The keynote speaker at yesterday’s policy forum, Dr. Leroy Hood of the Institute for Systems Biology set out his familiar vision for transforming the future of healthcare: “P4 Medicine.” For Dr. Hood, the future of medicine is not only personalized, it is also predictive, preventive and participatory. To succeed, the regulation of genomics and personalized medicine will need to evolve in the same way and, in the end, find support from a legal and regulatory framework that is similarly predictable, personalized, preventive and participatory.
The first three Ps are of evident importance. Any reformed system of oversight must be predictable such that well-meaning researchers, healthcare providers, companies and investors can easily understand and fulfill their responsibilities and personalized to avoid shoe-horning new technologies into old regulatory pathways (e.g., the FDA’s current plan to classify increasingly data-driven diagnostic services as medical devices). It must also be preventive in the sense of being sufficiently robust to locate and remove inadequately vetted technologies and services, thereby preventing the type of bad outcome that could set back the entire field.

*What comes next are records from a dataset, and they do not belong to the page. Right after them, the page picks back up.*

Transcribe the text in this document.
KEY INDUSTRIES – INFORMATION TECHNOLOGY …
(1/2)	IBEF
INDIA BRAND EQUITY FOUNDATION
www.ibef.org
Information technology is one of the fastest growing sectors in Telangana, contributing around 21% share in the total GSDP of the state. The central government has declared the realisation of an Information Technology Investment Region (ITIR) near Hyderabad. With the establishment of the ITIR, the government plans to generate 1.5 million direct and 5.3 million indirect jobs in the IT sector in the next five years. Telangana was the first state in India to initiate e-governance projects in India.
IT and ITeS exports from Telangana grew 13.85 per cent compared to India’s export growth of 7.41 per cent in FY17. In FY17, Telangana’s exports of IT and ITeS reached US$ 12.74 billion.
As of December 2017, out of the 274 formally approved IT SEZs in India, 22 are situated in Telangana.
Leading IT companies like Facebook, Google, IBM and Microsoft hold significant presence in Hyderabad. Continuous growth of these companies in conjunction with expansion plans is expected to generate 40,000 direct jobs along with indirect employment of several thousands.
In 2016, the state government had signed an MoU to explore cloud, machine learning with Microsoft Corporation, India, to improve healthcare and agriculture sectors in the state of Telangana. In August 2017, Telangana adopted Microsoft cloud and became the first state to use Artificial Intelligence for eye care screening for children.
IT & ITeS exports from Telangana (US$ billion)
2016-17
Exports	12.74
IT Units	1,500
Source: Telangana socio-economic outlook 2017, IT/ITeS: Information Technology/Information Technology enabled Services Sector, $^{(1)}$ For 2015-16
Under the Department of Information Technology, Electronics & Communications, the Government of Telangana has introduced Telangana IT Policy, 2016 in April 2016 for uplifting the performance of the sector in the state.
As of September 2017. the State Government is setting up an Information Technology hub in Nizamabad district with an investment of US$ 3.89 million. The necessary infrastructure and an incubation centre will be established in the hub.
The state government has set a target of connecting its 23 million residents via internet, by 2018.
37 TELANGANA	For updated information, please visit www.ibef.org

But it is the fourth P, participatory, that demands the most immediate action. From the FDA’s public meeting next week to the open call for comments on the NIH’s Genetic Testing Registry to a myriad of less formal channels, opportunities abound for researchers, clinicians, consumers, companies, investors and interested citizens to share their thoughts on what the future laws and regulations governing genomics and personalized medicine should look like. In a field defined by rapidly changing scientific knowledge, technology and commercial models, overburdened legislators, regulators and other policymakers have little choice but to look to those active in the field for guidance on how to proceed.
There can be little doubt that some form of additional oversight is coming to the fields of genomics and personalized medicine. But the regulatory process remains closer to the beginning than the end, with limitless outcomes (for better or for worse) still on the table. Later today I will head down the peninsula to Singularity U, home of futurists and entrepreneurs from all fields, to talk about the legal and regulatory framework for genomics and personalized medicine. My first question to them will be: what do you want that regulatory framework to look like? I put the same question to you, the reader, and invite you to contribute your thoughts below.
1 Although I received an email with details about the hearing yesterday (7/22, 9:30 a.m. in room 2123 of the Rayburn House Office Building) the House Energy and Commerce Committee has yet to publicly announce the hearing as of this afternoon.